The test marks “the most wide-ranging updates to Uber's driver pay algorithm in years and come at a time when the company is still trying to win back drivers who left at the start of the pandemic. Fares paid by consumers are not affected,” Reuters reported. “Drivers have long demanded the ability to see the fare and destination before accepting a trip, but Uber has resisted, saying it could open the door to drivers cherry-picking trips or discriminating against riders in disadvantaged neighborhoods.”

"Gig work is very competitive, not just with Lyft (LYFT, Financial) but other platforms, and we think this feature really enhances our platform's competitiveness versus others," Dennis Cinelli, Uber's head of mobility in the United States and Canada, told Reuters.

Another positive sign is that a bill that would guarantee benefits for ride-hail drivers while still classifying them as gig workers has passed the Washington State House. It has been supported by both Uber and competitor Lyft, as well as the local Teamsters union, and is viewed as a workable compromise. If enacted, drivers would continue to be classified as gig workers yet be guaranteed benefits such as paid sick leave, a minimum pay rate and a resource center for drivers who want to appeal their deactivation.

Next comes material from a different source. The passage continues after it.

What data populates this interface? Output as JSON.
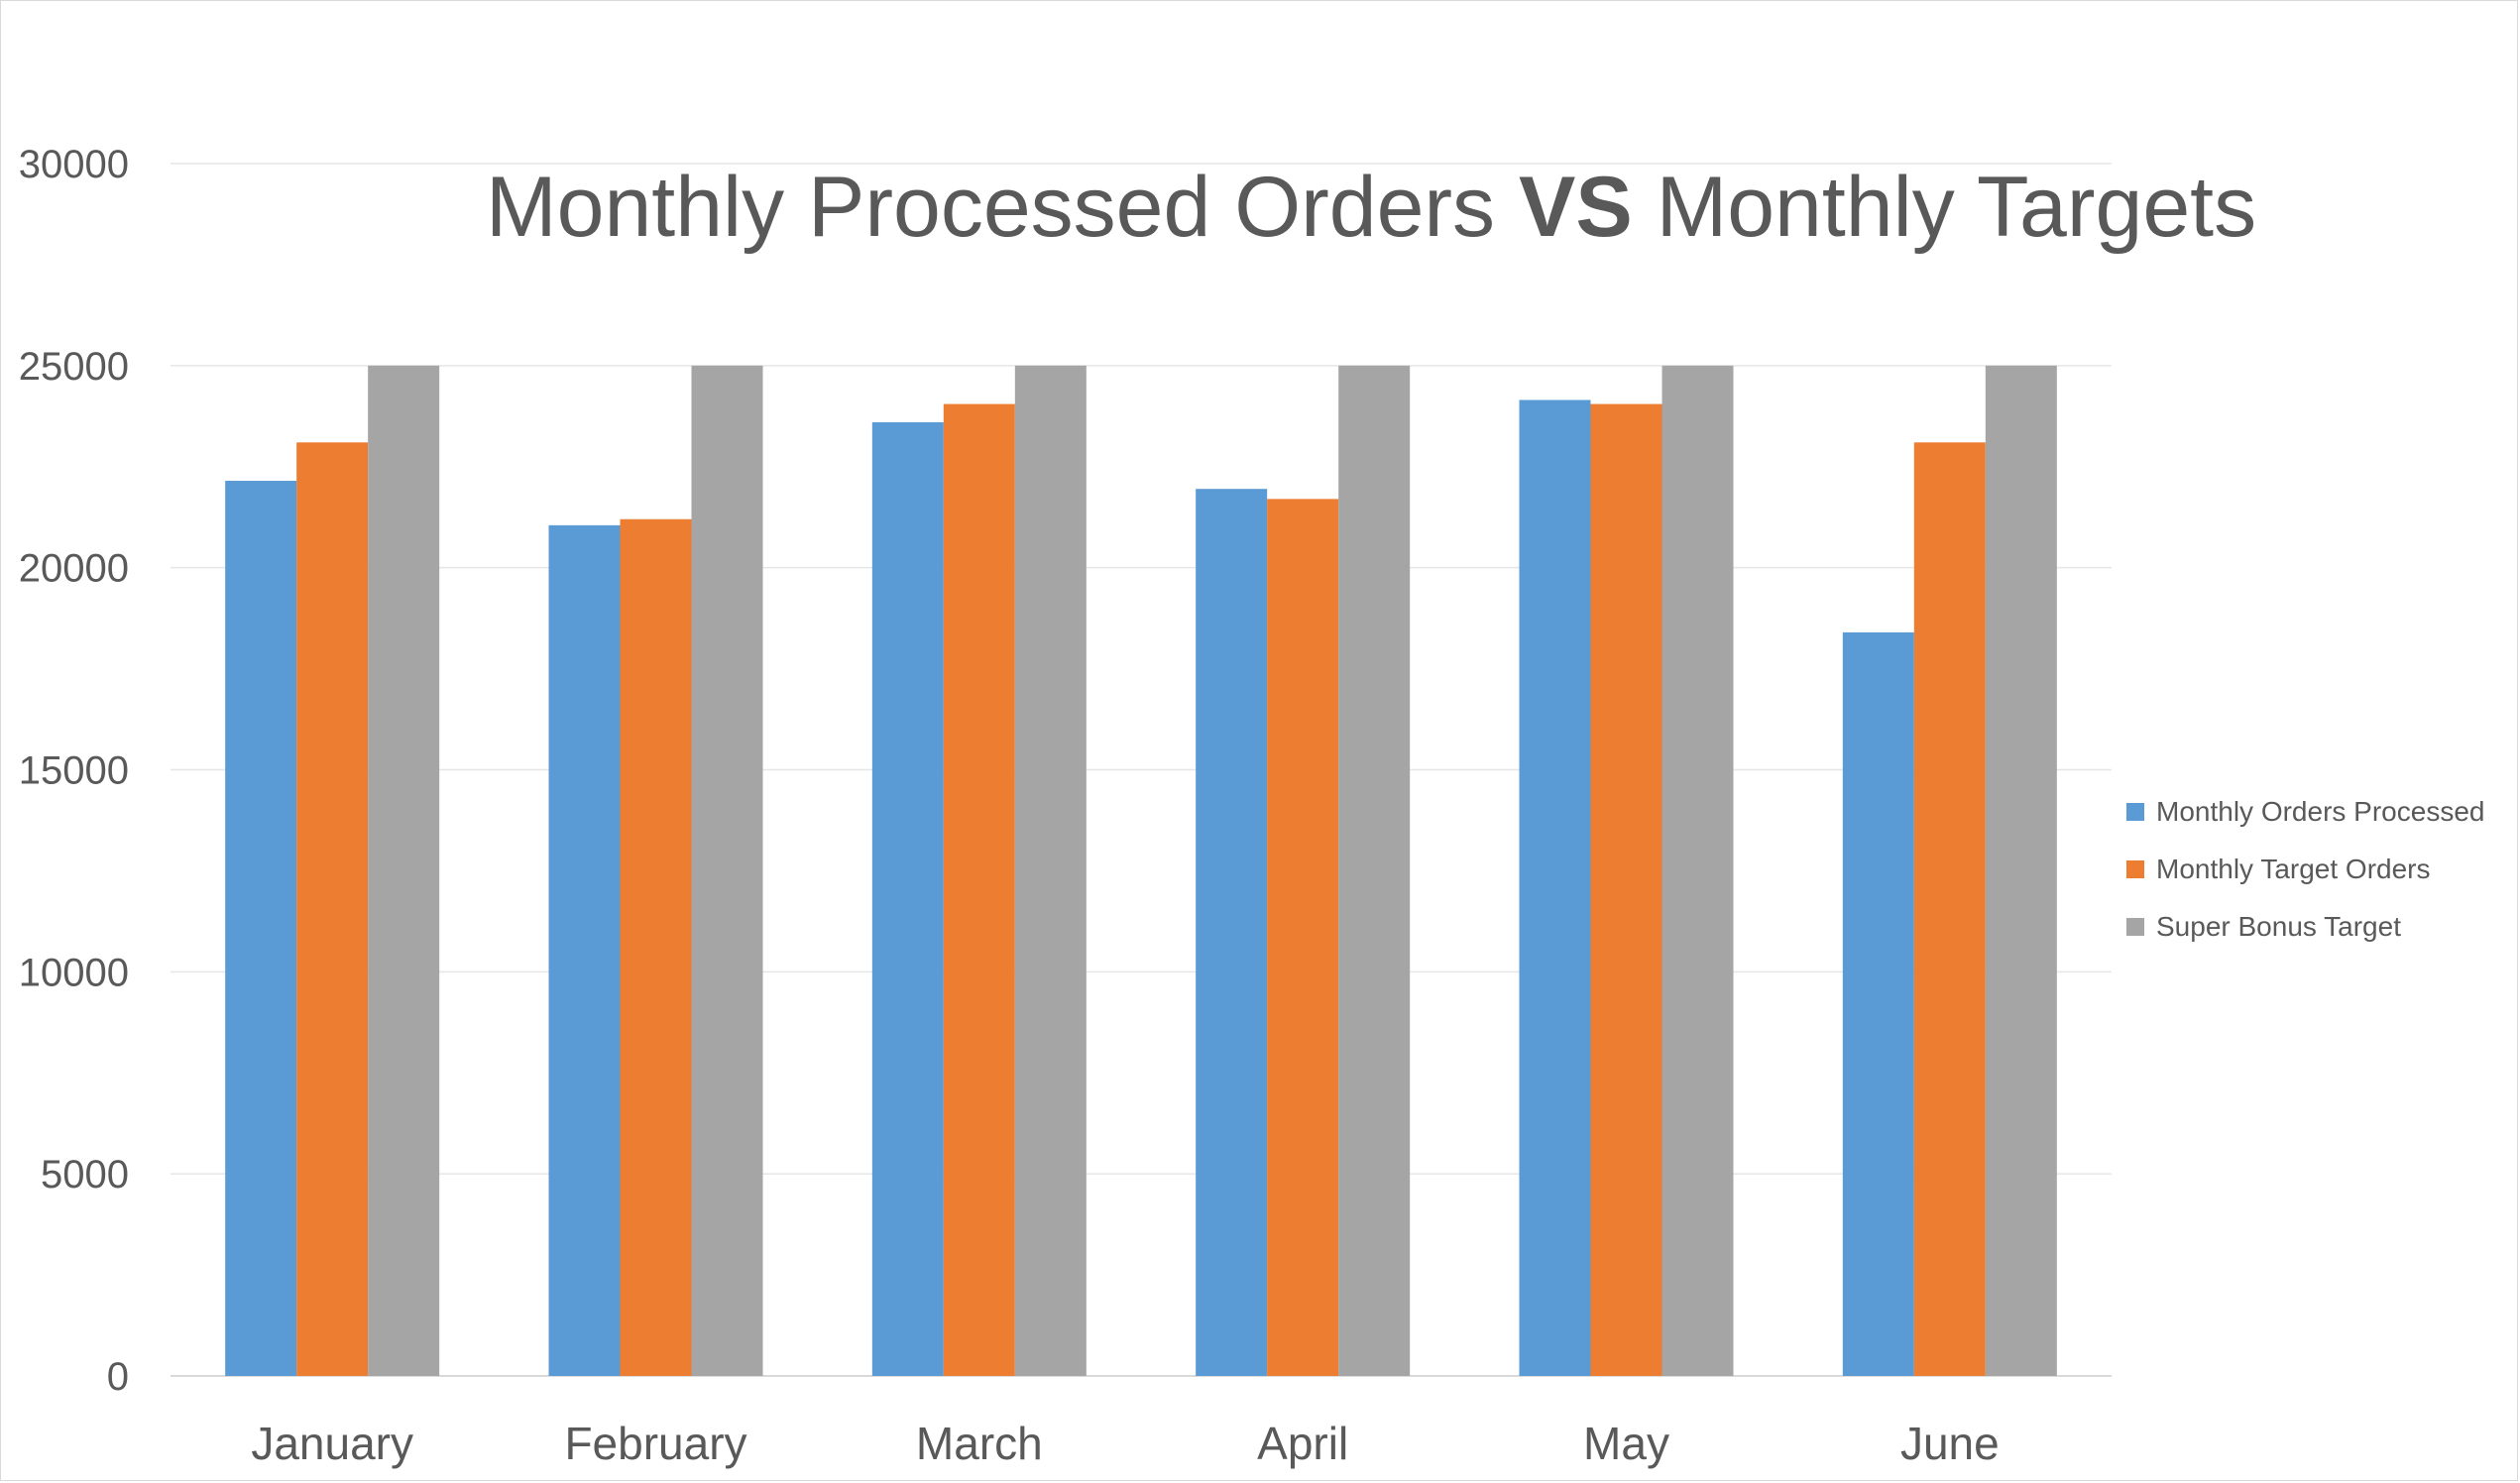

LaborNotes, a non-profit organization and network for rank-and-file union members and grassroots labor activists, said that drivers are thus far uncertain of how beneficial such a law would be. In discussing the bill, Peter Kuel, president of the Teamsters-affiliated Drivers Union, told Bloomberg that "Thousands of Uber and Lyft drivers — predominantly immigrants and people of color — will benefit from this long overdue expansion of pay raises, benefits and protections statewide."